Nella fisica quantistica tradizionale, l’interferenza è spiegata attraverso la funzione d’onda, un’astrazione matematica che descrive la probabilità dei possibili stati e che sembra collassare quando si effettua una misura.
Per David Deutsch, però, non si tratta soltanto di una stranezza formale. È piuttosto un indizio che la realtà sia più vasta di quanto siamo abituati a pensare.
Secondo Deutsch, l’interferenza non sarebbe il risultato del comportamento ondulatorio di una singola particella, ma dell’interazione tra particelle provenienti da universi paralleli. Ciò che osserviamo sarebbe quindi la manifestazione di realtà parallele che coesistono. In altre parole, il fotone che sembra attraversare entrambe le fenditure potrebbe essere la sovrapposizione di fotoni reali provenienti da mondi distinti, ciascuno dei quali ha seguito un percorso diverso.

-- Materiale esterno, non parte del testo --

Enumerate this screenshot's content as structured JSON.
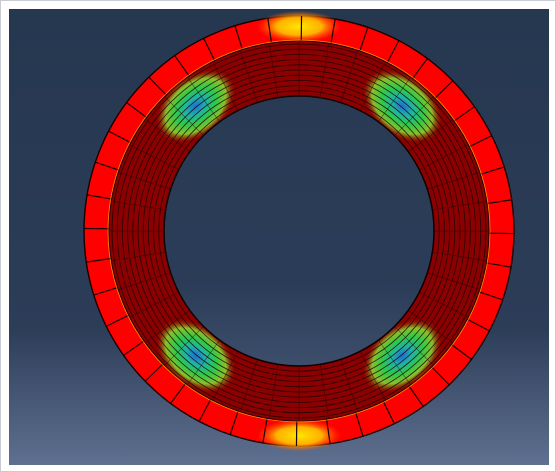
{
  "window": {
    "title": ""
  },
  "viewport": {
    "background_top": "#263750",
    "background_bottom": "#5f7090"
  },
  "model": {
    "description_hidden": "",
    "outer_ring_color": "#ff0000",
    "element_edge_color": "#1a0000",
    "inner_band_color": "#8b0000",
    "contour_colors": [
      "#1e6bd6",
      "#1fb3a6",
      "#2ec94a",
      "#b7e83a",
      "#ffe600",
      "#ffb000",
      "#ff6a00",
      "#ff0000"
    ],
    "outer_element_count": 40
  }
}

Nella sua visione, collegata alla Many Worlds Interpretation, ogni evento quantistico possibile si realizza, ma in un universo differente. Quando un fotone incontra la doppia fenditura, in un universo passa per la prima apertura, in un altro per la seconda. Lo schema di interferenza non emergerebbe da una particella che si sdoppia, ma dall’interazione tra le versioni “ombra” della particella nei mondi paralleli.
Deutsch sostiene che proprio l’esperimento della doppia fenditura fornisce un esempio di interferenza tra realtà che coesistono pur restando separate. Sullo schermo vediamo un risultato unitario, ma quel risultato potrebbe riflettere il contributo di entità non direttamente osservabili. Da questa prospettiva nasce il concetto di “fotoni ombra”: non particelle misteriose in senso letterale, bensì modalità di esistenza in mondi coesistenti che contribuiscono all’interferenza.
Questa interpretazione non è accettata da tutti. Tuttavia, Deutsch sostiene che la doppia fenditura offra già un forte indizio dell’esistenza di molteplici realtà.
La conseguenza è radicale: l’universo non sarebbe una storia lineare con un solo sviluppo possibile, ma una molteplicità di storie reali che si manifestano in parallelo e possono interferire tra loro in condizioni adeguate.
In questo senso, la doppia fenditura non è soltanto una dimostrazione della dualità onda-particella o della natura probabilistica della fisica quantistica, ma una finestra aperta sulle realtà parallele.